Philly Fed chief: Recession not in the cards
January 19, 2023
January 18, 2023
NEWARK – The chief executive of the Federal Reserve Bank of Philadelphia said Wednesday that he is not predicting a recession this year, despite rampant public concerns about lingering high inflation and rising interest rates.
Patrick Harker, speaking at the Lyons Companies and University of Delaware Economic Forecast on the university’s STAR Campus, the first in-person return for the annual event in three years, also said that he believed the Fed was looking at several additional benchmark interest rate increases this year.
He believes those increases are likely to be only 25-basis-point increases though rather than the more aggressive 75-point increases that the Fed approved several times in the last year to push the rate to a range of 4.25% to 4.5%.
“The labor markets are simply too hot to indicate a significant downturn at this point,” said Harker, who previously served as president of UD before moving to oversee the region’s Fed bank and currently serves as a voting member of the all-important Federal Open Market Committee that sets the benchmark interest rate.
Harker said that the Fed was aiming to “slow the economy modestly and to bring demand more in line with supply,” and that he believed core inflation would fall to 3.5% by the end of this year from the current rate of 6.5%. He also predicted that inflation would fall to 2.5% in 2024 and back to the target rate of 2% in 2025.
To reach that point, however, the Fed is making money more expensive to borrow, ranging from corporate debt to mortgages and auto loans.
“We’re seeing unmistakable signs of a slowdown in the most interest-rate sensitive parts of the economy, like housing,” Harker said.
Despite those rising fiscal constraints, the nation continues to see strong consumer spending and a booming labor market, which is convincing Harker that the Fed is threading the needle on slowing the economy without a recession.
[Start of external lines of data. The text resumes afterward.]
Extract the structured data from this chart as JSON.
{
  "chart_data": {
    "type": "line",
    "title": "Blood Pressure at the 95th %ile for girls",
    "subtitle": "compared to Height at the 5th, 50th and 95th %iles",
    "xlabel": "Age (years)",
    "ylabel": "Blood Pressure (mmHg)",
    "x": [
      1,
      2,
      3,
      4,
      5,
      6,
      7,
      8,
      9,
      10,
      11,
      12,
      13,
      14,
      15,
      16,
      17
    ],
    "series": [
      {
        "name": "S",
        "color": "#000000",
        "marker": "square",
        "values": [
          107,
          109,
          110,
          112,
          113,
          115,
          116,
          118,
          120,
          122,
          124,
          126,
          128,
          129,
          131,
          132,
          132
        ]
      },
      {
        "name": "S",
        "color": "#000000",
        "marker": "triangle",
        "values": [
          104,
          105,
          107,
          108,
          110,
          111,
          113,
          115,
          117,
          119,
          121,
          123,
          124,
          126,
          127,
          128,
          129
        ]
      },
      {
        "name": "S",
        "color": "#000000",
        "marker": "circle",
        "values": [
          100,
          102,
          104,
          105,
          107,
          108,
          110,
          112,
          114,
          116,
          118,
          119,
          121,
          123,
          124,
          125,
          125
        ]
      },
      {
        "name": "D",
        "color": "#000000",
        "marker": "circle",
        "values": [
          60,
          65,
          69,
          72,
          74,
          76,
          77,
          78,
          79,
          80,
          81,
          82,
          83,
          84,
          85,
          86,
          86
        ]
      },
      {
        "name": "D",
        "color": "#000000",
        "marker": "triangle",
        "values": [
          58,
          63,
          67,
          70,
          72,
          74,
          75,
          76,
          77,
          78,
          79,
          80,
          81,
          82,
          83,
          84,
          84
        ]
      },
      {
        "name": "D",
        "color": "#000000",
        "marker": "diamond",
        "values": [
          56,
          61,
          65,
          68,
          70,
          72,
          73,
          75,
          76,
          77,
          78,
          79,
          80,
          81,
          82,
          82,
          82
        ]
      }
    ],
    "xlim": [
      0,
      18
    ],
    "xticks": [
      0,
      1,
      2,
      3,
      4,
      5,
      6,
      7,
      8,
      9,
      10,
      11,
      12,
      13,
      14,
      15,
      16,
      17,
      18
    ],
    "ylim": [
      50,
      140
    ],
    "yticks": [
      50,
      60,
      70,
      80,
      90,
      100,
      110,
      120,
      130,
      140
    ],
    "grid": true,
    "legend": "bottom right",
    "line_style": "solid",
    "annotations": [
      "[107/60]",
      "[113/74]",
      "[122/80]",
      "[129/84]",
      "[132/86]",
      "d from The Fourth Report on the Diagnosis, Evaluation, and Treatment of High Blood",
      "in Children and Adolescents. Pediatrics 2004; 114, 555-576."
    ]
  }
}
The Philly chief said he expects the nation’s gross domestic product to grow by 1% this year before climbing back to its trend growth line of 2% in 2024 and 2025.
In his own remarks on Wednesday, Michael Farr, founder and CEO of D.C. investment advisory firm Farr, Miller & Washington, disagreed with Harker, saying he believed the signs for a recession were ripe, ranging from yields on Treasury bonds to diminishing household savings and soaring credit card balances to a disconnect between stock values and corporate earnings.
Farr is also increasingly concerned about the far-right faction of House Republicans who could play havoc in discussions over the nation’s debit limit this summer.
“They’ve proven that they have no problem with brinkmanship or the reputational fallouts from the brinkmanship,” he said. “How is the Federal Reserve supposed to keep enough liquidity in the system if a panic occurs?”
Despite those concerns, Farr estimated that any recession would be short-lived, lasting two years or less, because the core foundation of the American economy remained strong.
During a panel discussion, Farr asked Harker whether Wall Street should begin to believe that rate cuts would not be likely for the next two years. The Philly Fed chief demurred about an exact timeline but said, “I think it’s going to be a while” before the Fed would approve cuts. He added that the benchmark rate would likely hover around 5% to 5.5% for a while before the Fed would approve cuts.
When asked about the disconnect between stock market investors and Federal Reserve projections, Farr said he wanted his clients to be informed but not trying to be too clever.
“This is to meet your long-term goals. This is not to outsmart the people on CNBC or you brother-in-law who will tell you about his new hot stock tip,” he said. “The big script is working. America is working. Corporate expansion is working. That’s why we invest. We believe that America will grow, and corporate America will continue to flourish, and we’ll let our money grow.”